Reassessing the data, Criss realized what he’d found. As he disabled
the trap, he reflected on the cruel nature of Ruga’s efforts.
Each of the four domes had an air generation and purification
unit. Critical to survival, these technological wonders had multitiered redundancies
to ensure they always functioned. In a pinch, any one of the four units could
keep the entire population in air, though just barely.
Ruga had injected a tiny spoof into the air unit supervisor
that, if not disabled, would do two things. It would override the air unit
health signal and supplant it with a constant message that all was well.

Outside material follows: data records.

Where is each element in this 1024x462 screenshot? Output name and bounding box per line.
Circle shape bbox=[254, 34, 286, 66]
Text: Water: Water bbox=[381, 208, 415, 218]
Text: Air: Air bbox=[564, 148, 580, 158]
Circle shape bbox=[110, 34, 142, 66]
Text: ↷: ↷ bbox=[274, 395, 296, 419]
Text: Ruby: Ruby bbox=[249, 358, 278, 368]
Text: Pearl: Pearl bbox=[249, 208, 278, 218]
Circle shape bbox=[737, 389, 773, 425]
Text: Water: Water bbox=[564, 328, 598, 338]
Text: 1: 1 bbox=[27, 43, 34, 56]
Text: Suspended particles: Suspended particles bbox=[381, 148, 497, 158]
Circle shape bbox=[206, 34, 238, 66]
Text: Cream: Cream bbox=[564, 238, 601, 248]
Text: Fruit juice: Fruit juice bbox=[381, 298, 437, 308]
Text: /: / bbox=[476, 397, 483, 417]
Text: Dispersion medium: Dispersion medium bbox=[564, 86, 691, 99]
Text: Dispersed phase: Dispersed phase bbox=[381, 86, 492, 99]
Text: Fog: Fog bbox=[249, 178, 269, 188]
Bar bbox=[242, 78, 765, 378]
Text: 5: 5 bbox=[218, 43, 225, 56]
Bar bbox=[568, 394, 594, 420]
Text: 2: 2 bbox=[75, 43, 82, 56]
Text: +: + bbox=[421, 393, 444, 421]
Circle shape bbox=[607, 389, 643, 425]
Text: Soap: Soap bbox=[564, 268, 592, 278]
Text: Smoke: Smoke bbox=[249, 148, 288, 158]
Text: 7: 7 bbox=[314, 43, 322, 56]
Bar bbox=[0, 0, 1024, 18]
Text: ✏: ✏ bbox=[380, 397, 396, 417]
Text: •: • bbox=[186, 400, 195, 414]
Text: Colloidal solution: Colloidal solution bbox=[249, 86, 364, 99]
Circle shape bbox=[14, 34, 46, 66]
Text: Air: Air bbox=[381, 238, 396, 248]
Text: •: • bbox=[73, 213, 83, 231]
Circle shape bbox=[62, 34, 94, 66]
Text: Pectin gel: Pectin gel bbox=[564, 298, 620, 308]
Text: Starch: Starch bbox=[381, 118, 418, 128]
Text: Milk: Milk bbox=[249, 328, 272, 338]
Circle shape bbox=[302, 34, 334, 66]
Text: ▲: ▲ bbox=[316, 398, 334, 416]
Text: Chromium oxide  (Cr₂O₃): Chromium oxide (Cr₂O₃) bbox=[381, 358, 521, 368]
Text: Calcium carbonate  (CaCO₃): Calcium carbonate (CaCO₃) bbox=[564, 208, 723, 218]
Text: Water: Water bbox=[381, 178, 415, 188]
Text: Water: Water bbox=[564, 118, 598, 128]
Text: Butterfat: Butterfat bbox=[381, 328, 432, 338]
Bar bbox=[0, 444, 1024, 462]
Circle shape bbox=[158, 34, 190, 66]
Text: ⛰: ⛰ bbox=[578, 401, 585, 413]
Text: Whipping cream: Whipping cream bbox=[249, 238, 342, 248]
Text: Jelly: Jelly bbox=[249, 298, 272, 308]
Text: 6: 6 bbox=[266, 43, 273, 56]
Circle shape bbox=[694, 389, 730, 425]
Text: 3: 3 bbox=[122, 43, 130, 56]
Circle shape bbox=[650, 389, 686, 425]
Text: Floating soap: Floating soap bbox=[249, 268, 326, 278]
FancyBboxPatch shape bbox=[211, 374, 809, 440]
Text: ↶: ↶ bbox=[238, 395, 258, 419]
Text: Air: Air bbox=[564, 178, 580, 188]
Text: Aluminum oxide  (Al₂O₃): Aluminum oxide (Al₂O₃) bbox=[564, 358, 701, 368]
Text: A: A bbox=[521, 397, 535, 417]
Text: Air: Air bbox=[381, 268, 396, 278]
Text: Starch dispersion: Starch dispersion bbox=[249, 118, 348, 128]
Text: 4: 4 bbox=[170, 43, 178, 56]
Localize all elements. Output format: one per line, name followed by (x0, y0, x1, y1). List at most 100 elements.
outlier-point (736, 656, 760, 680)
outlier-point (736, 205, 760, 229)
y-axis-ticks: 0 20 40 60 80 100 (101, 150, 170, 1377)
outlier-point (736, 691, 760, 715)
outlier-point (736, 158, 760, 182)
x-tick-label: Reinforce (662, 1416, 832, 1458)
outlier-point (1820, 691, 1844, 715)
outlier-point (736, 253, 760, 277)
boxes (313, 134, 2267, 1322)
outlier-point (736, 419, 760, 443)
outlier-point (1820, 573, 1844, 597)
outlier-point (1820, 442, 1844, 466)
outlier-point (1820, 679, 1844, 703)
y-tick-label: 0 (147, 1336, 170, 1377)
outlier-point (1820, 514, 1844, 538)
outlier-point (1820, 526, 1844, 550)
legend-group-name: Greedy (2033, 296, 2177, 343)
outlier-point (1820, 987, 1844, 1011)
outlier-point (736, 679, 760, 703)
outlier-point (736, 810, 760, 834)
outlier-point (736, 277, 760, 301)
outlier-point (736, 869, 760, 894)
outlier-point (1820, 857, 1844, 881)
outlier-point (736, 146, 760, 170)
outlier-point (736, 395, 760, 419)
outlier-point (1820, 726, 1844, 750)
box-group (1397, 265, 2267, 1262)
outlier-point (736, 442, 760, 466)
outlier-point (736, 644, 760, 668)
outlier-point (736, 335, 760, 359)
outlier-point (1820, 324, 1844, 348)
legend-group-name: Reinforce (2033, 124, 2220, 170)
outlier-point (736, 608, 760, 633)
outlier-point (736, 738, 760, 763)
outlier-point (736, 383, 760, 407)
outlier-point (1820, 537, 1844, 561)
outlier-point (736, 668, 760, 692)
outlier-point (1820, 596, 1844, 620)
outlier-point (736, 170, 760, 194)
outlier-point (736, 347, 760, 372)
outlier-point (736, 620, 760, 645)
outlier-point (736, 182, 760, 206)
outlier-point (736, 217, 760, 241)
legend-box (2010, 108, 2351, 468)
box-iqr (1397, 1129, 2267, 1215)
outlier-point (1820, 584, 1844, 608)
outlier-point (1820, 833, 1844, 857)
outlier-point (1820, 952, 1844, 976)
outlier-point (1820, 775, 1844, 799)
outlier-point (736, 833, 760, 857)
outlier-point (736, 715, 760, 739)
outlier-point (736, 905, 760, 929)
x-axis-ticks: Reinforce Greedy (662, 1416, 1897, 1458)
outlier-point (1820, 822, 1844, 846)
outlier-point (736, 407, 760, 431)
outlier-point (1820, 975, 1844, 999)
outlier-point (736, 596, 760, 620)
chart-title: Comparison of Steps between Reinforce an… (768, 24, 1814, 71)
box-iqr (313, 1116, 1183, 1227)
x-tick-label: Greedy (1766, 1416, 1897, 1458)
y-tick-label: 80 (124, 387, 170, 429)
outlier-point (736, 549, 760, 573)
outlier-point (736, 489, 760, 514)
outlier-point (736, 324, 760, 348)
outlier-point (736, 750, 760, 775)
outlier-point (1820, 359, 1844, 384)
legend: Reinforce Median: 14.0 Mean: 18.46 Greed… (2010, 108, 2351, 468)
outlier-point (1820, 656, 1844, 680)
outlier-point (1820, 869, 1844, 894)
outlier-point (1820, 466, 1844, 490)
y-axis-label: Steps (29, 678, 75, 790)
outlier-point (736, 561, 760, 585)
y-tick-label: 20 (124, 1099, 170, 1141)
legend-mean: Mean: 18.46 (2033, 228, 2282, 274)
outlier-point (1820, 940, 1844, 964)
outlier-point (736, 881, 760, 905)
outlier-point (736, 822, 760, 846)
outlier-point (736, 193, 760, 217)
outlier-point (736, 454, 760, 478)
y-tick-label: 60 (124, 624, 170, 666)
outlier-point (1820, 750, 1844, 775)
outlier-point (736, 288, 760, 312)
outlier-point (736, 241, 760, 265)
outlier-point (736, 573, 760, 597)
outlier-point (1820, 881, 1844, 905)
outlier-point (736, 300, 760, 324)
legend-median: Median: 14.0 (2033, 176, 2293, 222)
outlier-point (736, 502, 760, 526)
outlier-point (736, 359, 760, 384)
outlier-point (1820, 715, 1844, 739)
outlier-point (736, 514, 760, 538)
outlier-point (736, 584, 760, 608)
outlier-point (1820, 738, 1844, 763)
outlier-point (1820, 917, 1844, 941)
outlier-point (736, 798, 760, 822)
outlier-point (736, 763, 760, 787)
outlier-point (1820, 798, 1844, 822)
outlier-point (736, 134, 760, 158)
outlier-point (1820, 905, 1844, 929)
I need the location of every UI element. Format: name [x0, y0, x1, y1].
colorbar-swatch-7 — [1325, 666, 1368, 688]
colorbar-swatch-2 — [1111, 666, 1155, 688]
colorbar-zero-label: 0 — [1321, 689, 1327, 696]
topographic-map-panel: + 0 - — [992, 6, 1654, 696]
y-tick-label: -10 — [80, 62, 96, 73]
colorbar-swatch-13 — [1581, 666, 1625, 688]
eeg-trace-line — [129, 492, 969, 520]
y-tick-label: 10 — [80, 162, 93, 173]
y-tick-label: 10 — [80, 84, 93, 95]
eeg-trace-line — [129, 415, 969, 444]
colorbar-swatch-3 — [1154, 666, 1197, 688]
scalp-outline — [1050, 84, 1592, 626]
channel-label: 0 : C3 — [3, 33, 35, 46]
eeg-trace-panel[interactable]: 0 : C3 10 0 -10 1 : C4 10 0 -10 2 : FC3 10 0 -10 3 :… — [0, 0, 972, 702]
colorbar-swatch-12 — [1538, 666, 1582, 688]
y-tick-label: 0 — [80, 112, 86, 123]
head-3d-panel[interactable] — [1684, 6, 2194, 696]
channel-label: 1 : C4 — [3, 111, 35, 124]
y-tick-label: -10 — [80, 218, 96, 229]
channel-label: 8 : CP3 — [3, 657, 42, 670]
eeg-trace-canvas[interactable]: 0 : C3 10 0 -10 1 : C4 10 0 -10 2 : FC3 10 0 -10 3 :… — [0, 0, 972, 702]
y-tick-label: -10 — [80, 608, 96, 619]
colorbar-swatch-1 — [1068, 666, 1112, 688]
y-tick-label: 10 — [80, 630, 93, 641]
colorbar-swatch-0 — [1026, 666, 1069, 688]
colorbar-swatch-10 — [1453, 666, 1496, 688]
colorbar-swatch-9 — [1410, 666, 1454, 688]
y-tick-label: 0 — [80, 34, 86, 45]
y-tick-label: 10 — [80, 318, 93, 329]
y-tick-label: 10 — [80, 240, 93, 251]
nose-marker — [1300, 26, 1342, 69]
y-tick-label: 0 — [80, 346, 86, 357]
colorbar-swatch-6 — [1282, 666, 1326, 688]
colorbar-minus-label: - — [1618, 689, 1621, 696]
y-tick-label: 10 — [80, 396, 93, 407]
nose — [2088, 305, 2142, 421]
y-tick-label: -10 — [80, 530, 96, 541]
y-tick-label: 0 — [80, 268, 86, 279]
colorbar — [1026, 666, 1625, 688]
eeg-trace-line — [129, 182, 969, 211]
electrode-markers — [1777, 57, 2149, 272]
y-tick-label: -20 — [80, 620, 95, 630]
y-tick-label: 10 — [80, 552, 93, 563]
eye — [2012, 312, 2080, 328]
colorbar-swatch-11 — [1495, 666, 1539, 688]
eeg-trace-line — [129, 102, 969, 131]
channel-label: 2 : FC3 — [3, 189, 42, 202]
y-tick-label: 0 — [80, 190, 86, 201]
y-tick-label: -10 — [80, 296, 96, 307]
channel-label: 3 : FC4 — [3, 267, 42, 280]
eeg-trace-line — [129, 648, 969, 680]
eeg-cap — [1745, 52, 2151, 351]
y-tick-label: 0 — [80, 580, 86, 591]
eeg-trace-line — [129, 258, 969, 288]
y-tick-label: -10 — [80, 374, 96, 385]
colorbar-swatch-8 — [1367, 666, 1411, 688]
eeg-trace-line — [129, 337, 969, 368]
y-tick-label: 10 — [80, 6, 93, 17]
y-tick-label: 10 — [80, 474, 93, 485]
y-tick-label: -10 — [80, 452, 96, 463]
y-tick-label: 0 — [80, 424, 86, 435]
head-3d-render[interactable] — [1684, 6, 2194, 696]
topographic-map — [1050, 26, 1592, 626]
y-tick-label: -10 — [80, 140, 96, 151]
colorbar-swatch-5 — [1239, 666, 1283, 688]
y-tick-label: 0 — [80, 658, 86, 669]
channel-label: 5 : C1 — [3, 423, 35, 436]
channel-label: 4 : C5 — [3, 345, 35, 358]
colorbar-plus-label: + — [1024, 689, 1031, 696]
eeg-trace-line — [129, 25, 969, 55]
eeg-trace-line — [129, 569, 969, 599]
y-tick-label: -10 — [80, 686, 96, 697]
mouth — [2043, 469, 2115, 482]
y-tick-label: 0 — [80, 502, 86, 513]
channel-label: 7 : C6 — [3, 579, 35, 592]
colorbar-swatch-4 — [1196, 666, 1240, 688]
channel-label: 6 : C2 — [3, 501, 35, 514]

At the
same time, it would flip logic in the local ops subsystem so all was decidedly
not so.
A minus sign to a plus sign.
That’s all that changed
in the subsystem. Found in a musty cellar of logic, Ruga had taken the time to
understand how a particular algorithm worked and then flipped a simple math
sign.
So small a tweak, it was difficult for Criss to detect. And when
activated, it would cause the subsystem to take actions that spiraled into
tragedy.
When vibrations occurred in the huge air distribution fans, the
ops subsystem worked to subtract out the unwanted shaking. But with the change
in math sign, Ruga’s subsystem would now add more vibration. And when the
temperature in the oxygen production reactors started to rise, rather than
acting to reduce the heat as it should, it would now act to increase it.
The “opposite” actions would compound. In seconds, the giant
fans would shake themselves apart and the reactors would rupture.